See the releases page for other recent releases.

This is a minor release that mainly consists of a lot of smaller fixes and improvements in the error reporting, handling of FIFO files (named pipes) and more.

Also it includes cleaning up large parts of the source code for improved clarity.

Se the releases page for earlier releases.

scipipe - v0.6.1: New RunToRegex() method + fixes and improvements

Published by samuell over 6 years ago

This is a smaller release, following up to the 0.6 release where we removed all external dependencies.

New features

  • New wf.RunToRegex("process_name_pattern.*"). See 2d231ff74532659aa3d3c9d3d5759834c2b192c2

Minor fixes

  • Add start/stop time stamps to audit log (081576c21ecc13c49ba1b051c5780418b40390fe)
  • Ensure directories are created for outputs also in custom components (ea2b56d24c6c0d9a6b358a1b5cbee72790ddd33a)
  • Fail completely on existing .tmp file, for clearer behavior and error messages (57ddb33b836a3f09a9f839073e26b34163745a62)
  • Add process names in audit logs (not just commands) (7f8db5c573a8f815f75b64eb87ae5b7c2e7714bc)
scipipe - v0.6: All external dependencies removed

Published by samuell over 6 years ago

This release mostly contains a lot of small clean-ups and fixes, including #51, but a larger thing is this:

We removed all external dependencies outside of the Go standard library. This is to make it as easy as possible to use Go's vendoring support, when depending on scipipe, so you can - despite Go's lack of an official package manager with versioning support - can easily fix a specific version of scipipe and include it in your own code and source code repositories, for maximum reproducibility (SciPipe is only a little more than 1k lines of code, so should not be a big deal).

scipipe - v0.5.1: Cleanups related to new v0.5 API

Published by samuell over 6 years ago

This release mainly fixes various issues related to missing error messages, and unneccessary complicated naming in the API, in the new features of the 0.5 release. (See that for more info).

Most notably, the main API method for running partial workflows, is now, along the lines of:

myWorkflow.RunTo("process1", "process2")
scipipe - v0.5: Run parts of workflows. API clean-up. More GoDocs

Published by samuell over 6 years ago

This release contains a pretty deep refactoring to allow an important new feature: running parts of workflows.

An example of running parts of workflow is running up to a specified process, skipping all downstream processes, which can be important when developing or modifying workflows interactively. This new feature is documented here.
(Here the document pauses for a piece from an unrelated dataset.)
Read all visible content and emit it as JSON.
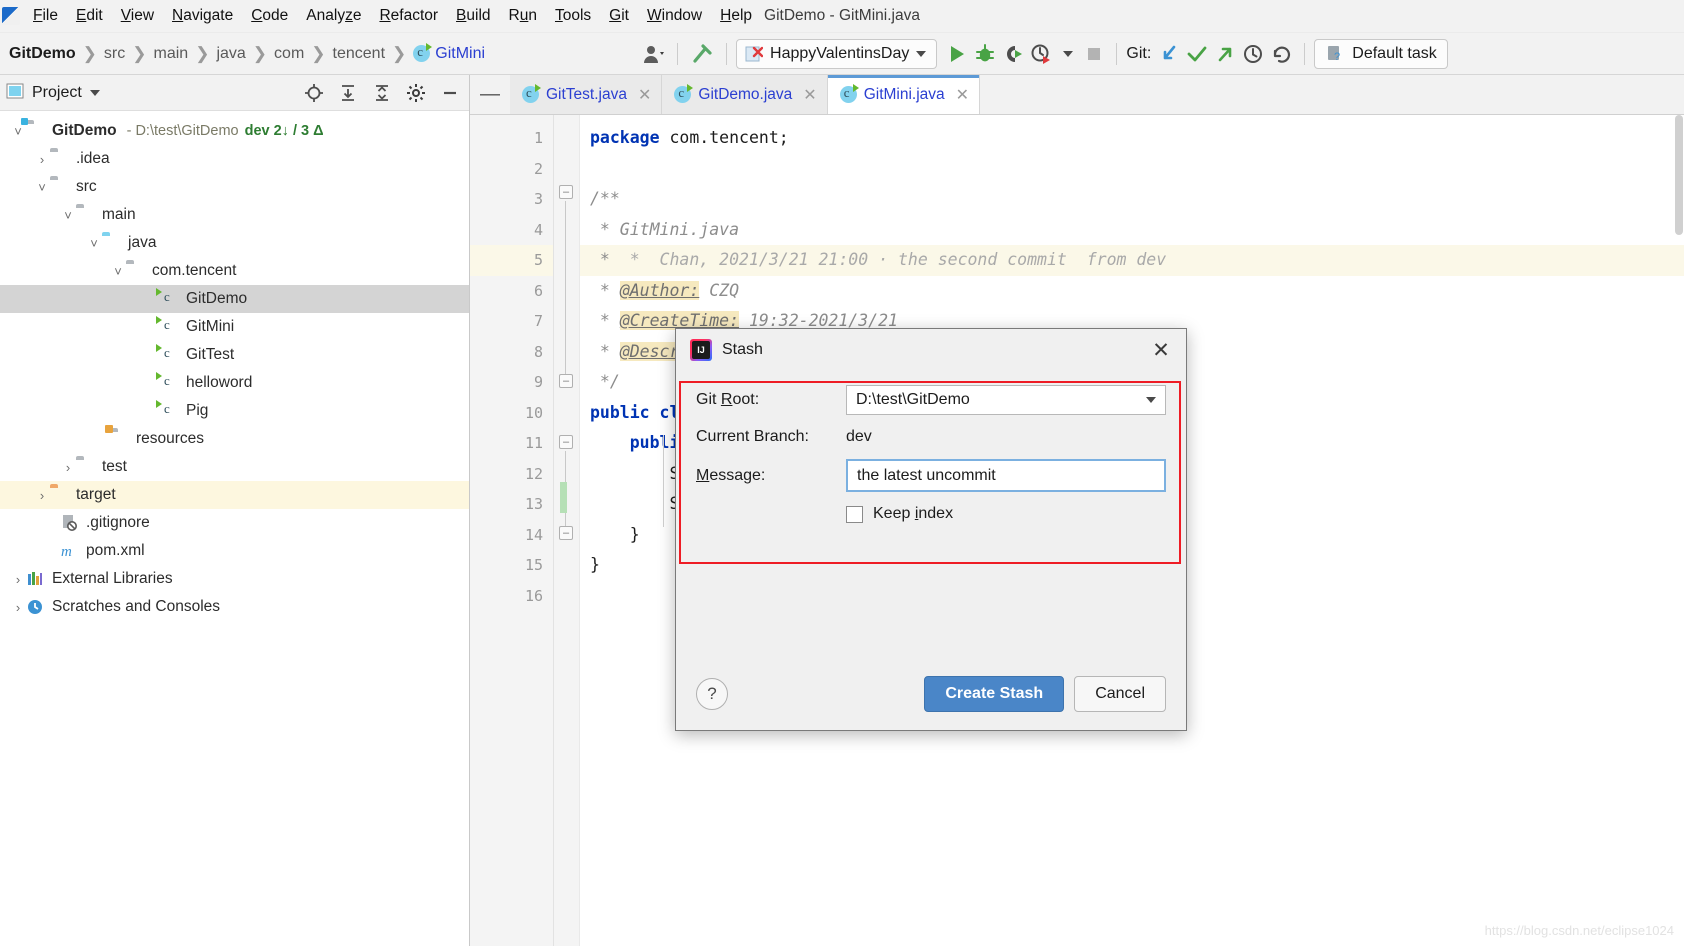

There were also various clean-ups of the API, including:

  • It is now not required to connect the last out-port of the workflow, with the wf.ConnectLast(outPort) method, as this is taken care of automagically now.
  • Getters were renamed to not use Get in names, as per Go best practices.
  • IsConnected() was renamed to Connected()

Also, test coverage was improved slightly.

scipipe - v0.4.1: Improve error message on non-existent in-port

Published by samuell over 6 years ago

This a small fix release that mainly improves error messages when trying to access an in-port that does not exist. Something that we see easily happens.

It also introduceds a new helper component, IpToParamConverter, for reading a single value in a file into a parameter port, that can be connected to another component's parameter port.

See the releases page for more info on recent releases and new functionality.

scipipe - v0.4.0: Improvements in audit log and resource constraints

Published by samuell almost 7 years ago

Some highlights from this (pre) release:

  • Improvements and fixes of various limitations in the audit log feature.
    • Audit log files for restarted workflows are now properly prepended with the audit logs from upstream tasks, even if those are not re-run, but only extracted from disk.
  • A new struct field process.CoresPerTask, that can be set after a process is created, to let it occupy more than one slot in the workflow's maxConcurrentTasks setting. This can be useful e.g. for multithreaded programs that use more than on core, or for programs using a lot of memory.